Singkatan Wadag pun ada di dalam terminologi Bahasa Sunda yaitu berarti ‘Badan/Tubuh’. Di mana koordinasi antar pemain dalam menggerakan Wadag akan membuat badan atau tubuh Wadag tersebut bergerak dengan baik dan proposional, juga bisa melakukan manuver dan gerakan akrobatik. Inilah pesan yang ingin disampaikan bahwa jika kita mampu menggerakan seluruh potensi diri kita, maka akan menghasilkan karya hidup yang baik pula, baik untuk diri sendiri maupun untuk orang lain.

Dalam sistem permainannya, seorang dalang memainkan banyak wayang, namun sebaliknya Wadag dimainkan oleh lima dalang atau pemain.
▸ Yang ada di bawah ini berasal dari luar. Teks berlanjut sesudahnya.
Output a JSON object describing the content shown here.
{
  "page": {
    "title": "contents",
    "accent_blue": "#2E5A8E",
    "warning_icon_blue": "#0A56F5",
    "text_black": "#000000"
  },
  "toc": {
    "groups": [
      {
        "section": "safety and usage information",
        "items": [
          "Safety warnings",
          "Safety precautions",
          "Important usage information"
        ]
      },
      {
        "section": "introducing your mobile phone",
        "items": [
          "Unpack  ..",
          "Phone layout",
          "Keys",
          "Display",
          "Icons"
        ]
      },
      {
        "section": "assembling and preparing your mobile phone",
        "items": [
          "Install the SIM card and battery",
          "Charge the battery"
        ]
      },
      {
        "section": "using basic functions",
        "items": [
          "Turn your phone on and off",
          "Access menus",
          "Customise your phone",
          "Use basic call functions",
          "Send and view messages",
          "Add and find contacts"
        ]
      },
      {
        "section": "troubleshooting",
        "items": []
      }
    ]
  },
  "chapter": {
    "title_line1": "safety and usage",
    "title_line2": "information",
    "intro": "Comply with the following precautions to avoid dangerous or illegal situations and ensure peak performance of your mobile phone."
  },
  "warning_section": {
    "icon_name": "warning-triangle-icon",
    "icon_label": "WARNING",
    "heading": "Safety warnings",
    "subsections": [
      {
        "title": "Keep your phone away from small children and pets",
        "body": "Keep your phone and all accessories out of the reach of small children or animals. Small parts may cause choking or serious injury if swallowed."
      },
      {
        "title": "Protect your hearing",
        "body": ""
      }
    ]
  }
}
Menampilkan Wadag (dengan ukuran sesuai kebutuhan) yang dibuat secara konstruktif, sederhana, dan bongkar pasang sehingga bisa pula dimainkan oleh sekelompok orang lain. Wadag dapat langsung berinteraksi dengan penonton, berkomunikasi bahkan berfoto atau video bersama.

Melihat bentuk artistik dan pergerakannya, Wadag memiliki keunikan dan kelebihan tersendiri, seperti dapat dibuat pertunjukan tunggal atau kolosal, dapat menjadi gagasan menghidupkan icon, simbol dan pesan, serta media interaktif yang komunikatif dengan masyarakat.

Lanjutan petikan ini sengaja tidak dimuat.